From the bear hug at the airport to the walk and tea on the lawns of Hyderabad House, the bonhomie was genuine, with Prime Minister Narendra Modi affectionately calling his guest “Barack”, while US President Obama spoke about sharing notes about their sleeping patterns. The show of warmth began at the airport, with Obama embracing Modi in a warm hug after he landed at about 10 am from Air Force One. They met again at the Rashtrapati Bhawan forecourt for the official welcome ceremony, before Obama visited Rajghat to pay tributes at the memorial of his idol Mahatma Gandhi.
The elegant colonial period Hyderabad House was the setting for Modi and Obama to demonstrate their renewed friendship, as they conversed alone among lotus ponds. Modi, who had used his tea-seller origins effectively during the poll campaign, poured out a cup of tea for Obama.
While the imagery was highly symbolic, the summit outcome was substantive, with the nuclear deal finally in the bag. And Modi was not shy boasting that while the deal may have been the brainchild of the previous UPA government, he had finally got it executed.
“I’m pleased that six years after we signed our bilateral agreement, we are moving towards commercial cooperation, consistent with our law, our international legal obligations, and tactical and commercial viability,” said Modi, as he stood side-by-side with Obama during the packed media interaction in Hyderabad House.
The importance of finally getting it done cannot be overestimated, especially as Modi himself described the civil nuclear agreement as the “centerpiece of our transformed relationship”.
Obama also used the word “breakthrough”, indicating that implementing the nuclear deal was not just a transactional matter, but had a higher import in relations. “This is an important step that shows how we can work together to elevate our relationship,” he said.
That political will was required to reach the conclusion over the nitty-gritties was accepted by the foreign secretary.

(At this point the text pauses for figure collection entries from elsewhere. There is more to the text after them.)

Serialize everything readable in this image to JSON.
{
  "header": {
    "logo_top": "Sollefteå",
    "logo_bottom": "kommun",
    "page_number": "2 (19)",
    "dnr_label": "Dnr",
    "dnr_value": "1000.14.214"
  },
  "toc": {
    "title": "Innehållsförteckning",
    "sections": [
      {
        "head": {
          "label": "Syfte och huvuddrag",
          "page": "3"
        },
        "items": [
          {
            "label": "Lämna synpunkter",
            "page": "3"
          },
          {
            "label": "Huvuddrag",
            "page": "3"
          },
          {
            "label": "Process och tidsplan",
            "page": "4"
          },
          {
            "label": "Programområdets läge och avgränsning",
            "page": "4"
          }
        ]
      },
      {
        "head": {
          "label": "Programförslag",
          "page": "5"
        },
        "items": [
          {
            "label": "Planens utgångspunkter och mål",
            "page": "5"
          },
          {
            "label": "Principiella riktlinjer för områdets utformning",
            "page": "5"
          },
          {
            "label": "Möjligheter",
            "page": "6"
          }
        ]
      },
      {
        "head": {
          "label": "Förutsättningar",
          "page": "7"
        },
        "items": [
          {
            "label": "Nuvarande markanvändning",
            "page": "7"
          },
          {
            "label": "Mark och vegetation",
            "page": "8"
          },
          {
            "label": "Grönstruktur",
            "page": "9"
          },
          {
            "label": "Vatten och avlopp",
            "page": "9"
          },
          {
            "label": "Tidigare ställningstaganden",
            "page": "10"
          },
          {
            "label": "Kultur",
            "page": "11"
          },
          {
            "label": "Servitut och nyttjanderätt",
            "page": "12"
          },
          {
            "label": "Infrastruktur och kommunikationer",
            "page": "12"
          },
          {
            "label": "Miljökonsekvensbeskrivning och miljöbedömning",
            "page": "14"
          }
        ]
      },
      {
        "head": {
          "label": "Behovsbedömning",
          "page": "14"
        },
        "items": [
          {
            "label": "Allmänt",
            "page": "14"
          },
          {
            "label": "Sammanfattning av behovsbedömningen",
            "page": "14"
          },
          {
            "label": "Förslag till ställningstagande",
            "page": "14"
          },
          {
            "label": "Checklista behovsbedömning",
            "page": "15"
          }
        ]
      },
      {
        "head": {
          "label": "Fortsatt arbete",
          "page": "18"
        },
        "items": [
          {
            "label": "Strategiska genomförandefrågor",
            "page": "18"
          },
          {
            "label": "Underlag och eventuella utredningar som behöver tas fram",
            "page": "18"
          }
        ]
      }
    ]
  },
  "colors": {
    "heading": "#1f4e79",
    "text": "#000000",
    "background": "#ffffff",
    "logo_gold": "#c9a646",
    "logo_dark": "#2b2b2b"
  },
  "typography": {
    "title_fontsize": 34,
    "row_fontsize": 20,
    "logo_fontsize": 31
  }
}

“I will see that the political leadership played a key role. It was under specific political direction that we set out to find the solution to the concerns expressed and that’s why we have progress,” said Foreign Secretary Sujatha Singh.
She emphatically asserted that now the policy hurdles for US firms to take part in India’s civil nuclear regime has been removed. “Let me underline. We have reached an understanding. The deal is done,” she added.